Community solar firm Nautilus Solar Energy bought a 17.2 MW community solar portfolio from Borrego Solar Systems, the largest privately owned developer, designer, installer and O&M provider of commercial and utility-scale solar and energy storage projects.
In addition to developing the portfolio, Borrego Solar will design, engineer, construct as well as maintain the systems. Nautilus will be responsible for the project management as the long-term owner and operator of the portfolio. Construction is targeted for completion during Q3 2020.
Comprised of three solar projects in Monroe and Saratoga counties, the portfolio will produce enough safe, pollution-free, energy to power 1,500 homes.
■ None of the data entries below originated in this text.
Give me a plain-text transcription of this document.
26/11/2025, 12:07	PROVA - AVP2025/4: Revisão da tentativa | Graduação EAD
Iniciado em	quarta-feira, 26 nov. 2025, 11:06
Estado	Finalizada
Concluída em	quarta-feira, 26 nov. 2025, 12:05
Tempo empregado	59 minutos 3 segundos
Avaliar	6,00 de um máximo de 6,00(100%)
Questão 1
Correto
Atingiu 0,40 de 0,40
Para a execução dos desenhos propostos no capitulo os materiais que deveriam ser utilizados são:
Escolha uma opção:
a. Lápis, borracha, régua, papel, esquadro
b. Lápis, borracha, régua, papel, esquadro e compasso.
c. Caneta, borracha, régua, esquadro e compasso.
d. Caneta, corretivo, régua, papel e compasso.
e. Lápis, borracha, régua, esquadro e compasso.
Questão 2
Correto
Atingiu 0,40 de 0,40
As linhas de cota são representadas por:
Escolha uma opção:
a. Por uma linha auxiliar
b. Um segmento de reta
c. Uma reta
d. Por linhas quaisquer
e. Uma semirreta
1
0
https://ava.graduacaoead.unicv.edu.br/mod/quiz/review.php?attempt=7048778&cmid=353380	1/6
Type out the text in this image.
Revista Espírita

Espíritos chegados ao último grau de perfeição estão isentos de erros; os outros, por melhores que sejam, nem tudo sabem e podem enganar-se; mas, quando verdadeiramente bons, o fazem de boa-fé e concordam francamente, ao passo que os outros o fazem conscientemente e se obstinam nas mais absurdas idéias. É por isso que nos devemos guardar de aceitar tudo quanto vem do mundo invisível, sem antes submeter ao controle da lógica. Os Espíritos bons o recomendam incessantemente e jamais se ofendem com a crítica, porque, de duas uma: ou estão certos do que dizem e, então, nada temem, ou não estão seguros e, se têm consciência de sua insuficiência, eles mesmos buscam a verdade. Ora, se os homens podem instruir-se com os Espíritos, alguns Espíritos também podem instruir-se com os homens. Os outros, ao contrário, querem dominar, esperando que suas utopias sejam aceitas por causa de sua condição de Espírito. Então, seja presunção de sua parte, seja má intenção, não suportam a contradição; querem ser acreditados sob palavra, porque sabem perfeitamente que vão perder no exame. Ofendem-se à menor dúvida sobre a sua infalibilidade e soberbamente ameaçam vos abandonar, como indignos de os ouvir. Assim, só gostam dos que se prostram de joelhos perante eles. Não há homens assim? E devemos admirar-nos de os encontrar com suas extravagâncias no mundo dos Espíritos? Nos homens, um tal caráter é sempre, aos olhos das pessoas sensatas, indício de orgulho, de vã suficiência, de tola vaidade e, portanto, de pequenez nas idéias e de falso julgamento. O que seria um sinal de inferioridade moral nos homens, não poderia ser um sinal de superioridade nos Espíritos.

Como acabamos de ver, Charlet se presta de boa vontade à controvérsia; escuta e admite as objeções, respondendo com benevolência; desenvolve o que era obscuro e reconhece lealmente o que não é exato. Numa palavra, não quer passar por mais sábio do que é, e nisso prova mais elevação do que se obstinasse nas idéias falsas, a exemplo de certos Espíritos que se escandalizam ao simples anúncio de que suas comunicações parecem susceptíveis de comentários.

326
The portfolio has also been awarded NYSERDA Megawatt Block allocations and NY-SUN incentives.
“It has been a pleasure to forge this relationship with Borrego Solar. We have been impressed with the level of expertise and professionalism they’ve demonstrated throughout the acquisition process.” said Jim Rice, CEO of Nautilus. “We’re particularly excited that this project propels Nautilus’s community solar expansion into New York, and marks part of the first wave of portfolio acquisitions since being acquired by Power Energy Corporation,” added Jeffrey Cheng, President of Nautilus.
“We are proud to have worked with Nautilus on this portfolio of solar projects to help New York move closer to achieving its goals of building a clean, resilient, and affordable energy system by delivering zero-carbon, pollution-free energy to more customers all over the state,” said Joe Bowers, Director of New York Project Finance at Borrego Solar. “We thank the Nautilus team for the collaboration and investment, which has enabled further adoption of renewable energy and is helping to accelerate New York’s transition to a clean energy economy. We’re thrilled to call Nautilus one of key partners in this effort.”
Under the Community Solar model, qualified commercial and residential National Grid’s New York customers can become subscribers for a portion of the energy produced by a system, which show up in the form of credits on their utility bills. The popularity of the model with New York customers is evident in the fact that the commercial subscriber allocations are already full and there are a limited number of residential subscriptions available.